Maybe our role isn't to type faster anymore. Maybe it's to:
- Architect better
- Ask sharper questions
- Design deeper systems
- Understand trade-offs more clearly
- Own decisions rather than lines of code
The craftsmanship is evolving. But we have to be intentional.
Because if we fully surrender the act of building, we might accidentally surrender the joy of building too. Developer joy without AI tools was different. Not necessarily better, just different.
So what do I actually think?
This moment feels uncomfortable because we're in a transition era. The developers who wrote everything by hand feel the shift most intensely. We remember what it felt like when the friction was part of the reward.
Sometimes I catch myself sounding like a grandpa, talking about "the good old days" of writing code till 2 a.m.
The new generation might never experience that same satisfaction, but they'll probably experience a different one.

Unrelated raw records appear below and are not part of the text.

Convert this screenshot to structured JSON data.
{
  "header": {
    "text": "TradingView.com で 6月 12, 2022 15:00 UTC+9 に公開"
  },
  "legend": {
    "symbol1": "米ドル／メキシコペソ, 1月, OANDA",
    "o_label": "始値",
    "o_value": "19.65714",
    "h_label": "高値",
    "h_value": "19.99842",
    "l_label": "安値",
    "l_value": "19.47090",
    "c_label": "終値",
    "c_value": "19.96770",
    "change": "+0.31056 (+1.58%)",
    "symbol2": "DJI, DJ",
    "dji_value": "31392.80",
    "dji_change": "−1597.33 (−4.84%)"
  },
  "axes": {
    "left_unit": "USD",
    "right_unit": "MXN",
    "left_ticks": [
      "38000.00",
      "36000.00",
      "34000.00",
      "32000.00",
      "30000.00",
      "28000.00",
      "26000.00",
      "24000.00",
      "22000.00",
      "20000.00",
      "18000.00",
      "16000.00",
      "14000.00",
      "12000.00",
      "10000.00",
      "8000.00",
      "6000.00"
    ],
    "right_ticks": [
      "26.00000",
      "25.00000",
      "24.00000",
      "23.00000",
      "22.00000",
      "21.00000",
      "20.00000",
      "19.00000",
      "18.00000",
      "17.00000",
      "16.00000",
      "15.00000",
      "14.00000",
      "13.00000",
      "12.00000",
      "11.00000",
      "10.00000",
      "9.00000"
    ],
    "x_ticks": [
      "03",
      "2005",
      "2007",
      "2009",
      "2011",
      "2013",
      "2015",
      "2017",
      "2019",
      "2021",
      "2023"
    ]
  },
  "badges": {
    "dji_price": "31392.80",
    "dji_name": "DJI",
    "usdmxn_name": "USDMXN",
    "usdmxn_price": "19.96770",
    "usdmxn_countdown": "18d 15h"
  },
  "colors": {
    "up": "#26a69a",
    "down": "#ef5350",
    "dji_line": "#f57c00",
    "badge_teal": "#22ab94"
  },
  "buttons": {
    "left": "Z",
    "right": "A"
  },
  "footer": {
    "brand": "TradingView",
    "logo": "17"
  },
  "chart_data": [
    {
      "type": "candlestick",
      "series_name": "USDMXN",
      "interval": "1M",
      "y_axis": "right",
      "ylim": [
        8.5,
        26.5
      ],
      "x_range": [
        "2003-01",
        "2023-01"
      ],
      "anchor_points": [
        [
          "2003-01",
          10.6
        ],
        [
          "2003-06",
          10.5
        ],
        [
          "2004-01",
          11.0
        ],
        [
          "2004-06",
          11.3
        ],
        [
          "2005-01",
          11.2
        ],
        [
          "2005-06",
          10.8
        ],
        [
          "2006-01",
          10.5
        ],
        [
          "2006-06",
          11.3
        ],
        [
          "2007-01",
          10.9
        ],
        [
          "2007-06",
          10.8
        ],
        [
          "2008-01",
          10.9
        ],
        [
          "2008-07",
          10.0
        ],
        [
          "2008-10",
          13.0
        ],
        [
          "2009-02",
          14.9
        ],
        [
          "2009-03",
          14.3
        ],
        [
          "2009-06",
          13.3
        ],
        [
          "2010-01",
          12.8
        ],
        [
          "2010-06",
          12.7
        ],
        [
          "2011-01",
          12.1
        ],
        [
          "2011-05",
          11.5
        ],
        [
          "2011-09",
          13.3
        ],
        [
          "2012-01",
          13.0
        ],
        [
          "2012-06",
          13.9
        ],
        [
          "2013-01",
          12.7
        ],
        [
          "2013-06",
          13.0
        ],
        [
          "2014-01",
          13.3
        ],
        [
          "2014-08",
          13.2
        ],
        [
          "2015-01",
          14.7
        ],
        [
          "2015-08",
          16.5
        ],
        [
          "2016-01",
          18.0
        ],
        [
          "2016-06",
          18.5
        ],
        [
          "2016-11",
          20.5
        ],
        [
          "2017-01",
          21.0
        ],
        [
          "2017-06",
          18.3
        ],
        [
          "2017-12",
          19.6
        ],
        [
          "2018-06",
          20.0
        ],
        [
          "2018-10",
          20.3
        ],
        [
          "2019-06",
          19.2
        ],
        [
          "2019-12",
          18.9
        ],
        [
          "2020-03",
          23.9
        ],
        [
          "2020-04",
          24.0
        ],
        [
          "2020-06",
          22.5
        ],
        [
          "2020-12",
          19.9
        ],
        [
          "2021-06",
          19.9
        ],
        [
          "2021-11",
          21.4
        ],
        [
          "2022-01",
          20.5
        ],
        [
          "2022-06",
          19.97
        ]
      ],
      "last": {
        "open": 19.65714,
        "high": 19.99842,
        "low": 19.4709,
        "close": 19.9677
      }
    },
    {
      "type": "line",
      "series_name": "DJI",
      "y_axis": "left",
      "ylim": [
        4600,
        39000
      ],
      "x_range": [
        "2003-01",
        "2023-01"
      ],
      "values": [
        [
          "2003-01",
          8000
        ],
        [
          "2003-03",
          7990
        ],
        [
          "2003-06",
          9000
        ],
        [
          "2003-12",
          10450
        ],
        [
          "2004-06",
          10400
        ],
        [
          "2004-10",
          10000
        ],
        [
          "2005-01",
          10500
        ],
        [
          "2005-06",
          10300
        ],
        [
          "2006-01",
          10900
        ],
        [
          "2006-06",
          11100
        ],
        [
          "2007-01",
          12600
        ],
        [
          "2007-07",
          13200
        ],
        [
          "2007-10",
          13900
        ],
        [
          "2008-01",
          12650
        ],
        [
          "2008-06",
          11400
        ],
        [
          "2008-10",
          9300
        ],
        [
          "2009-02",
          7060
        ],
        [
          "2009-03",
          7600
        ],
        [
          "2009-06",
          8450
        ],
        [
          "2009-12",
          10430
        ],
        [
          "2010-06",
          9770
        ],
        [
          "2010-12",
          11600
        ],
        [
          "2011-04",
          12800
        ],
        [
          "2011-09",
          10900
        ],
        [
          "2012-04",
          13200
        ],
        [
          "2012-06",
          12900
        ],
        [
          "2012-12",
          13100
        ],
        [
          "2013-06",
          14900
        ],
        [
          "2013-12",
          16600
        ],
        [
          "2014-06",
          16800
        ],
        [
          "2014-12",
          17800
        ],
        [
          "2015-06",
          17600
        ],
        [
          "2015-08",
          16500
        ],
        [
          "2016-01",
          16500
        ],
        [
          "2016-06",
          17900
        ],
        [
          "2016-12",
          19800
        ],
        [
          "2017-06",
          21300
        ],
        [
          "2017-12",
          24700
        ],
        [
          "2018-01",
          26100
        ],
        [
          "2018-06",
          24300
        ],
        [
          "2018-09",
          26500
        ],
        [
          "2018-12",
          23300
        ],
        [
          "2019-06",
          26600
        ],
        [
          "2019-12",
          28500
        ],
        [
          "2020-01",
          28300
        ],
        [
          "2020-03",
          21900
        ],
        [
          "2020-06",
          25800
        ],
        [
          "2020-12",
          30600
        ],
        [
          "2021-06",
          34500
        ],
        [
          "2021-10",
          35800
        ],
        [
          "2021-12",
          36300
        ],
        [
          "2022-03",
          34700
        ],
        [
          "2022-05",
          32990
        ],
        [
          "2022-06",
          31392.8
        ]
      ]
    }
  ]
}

The challenge for us OGs isn't to resist AI. It's to figure out how to use it without losing ourselves in the process.
Maybe the solution is simple:
- Sometimes turn it off
- Sometimes write the complex thing yourself
- Sometimes struggle on purpose
Because struggle isn't inefficiency. Sometimes, it's meaning.
And yes, for full transparency: I wrote this article with AI help. I dictated most of it instead of typing.
Writing used to be fun too.
Does AI actually boost developer productivity? Stanford researchers and the METR study suggest the answer is more complicated than the hype suggests. The coding without AI assistants experience taught us something we're only now realising we've lost.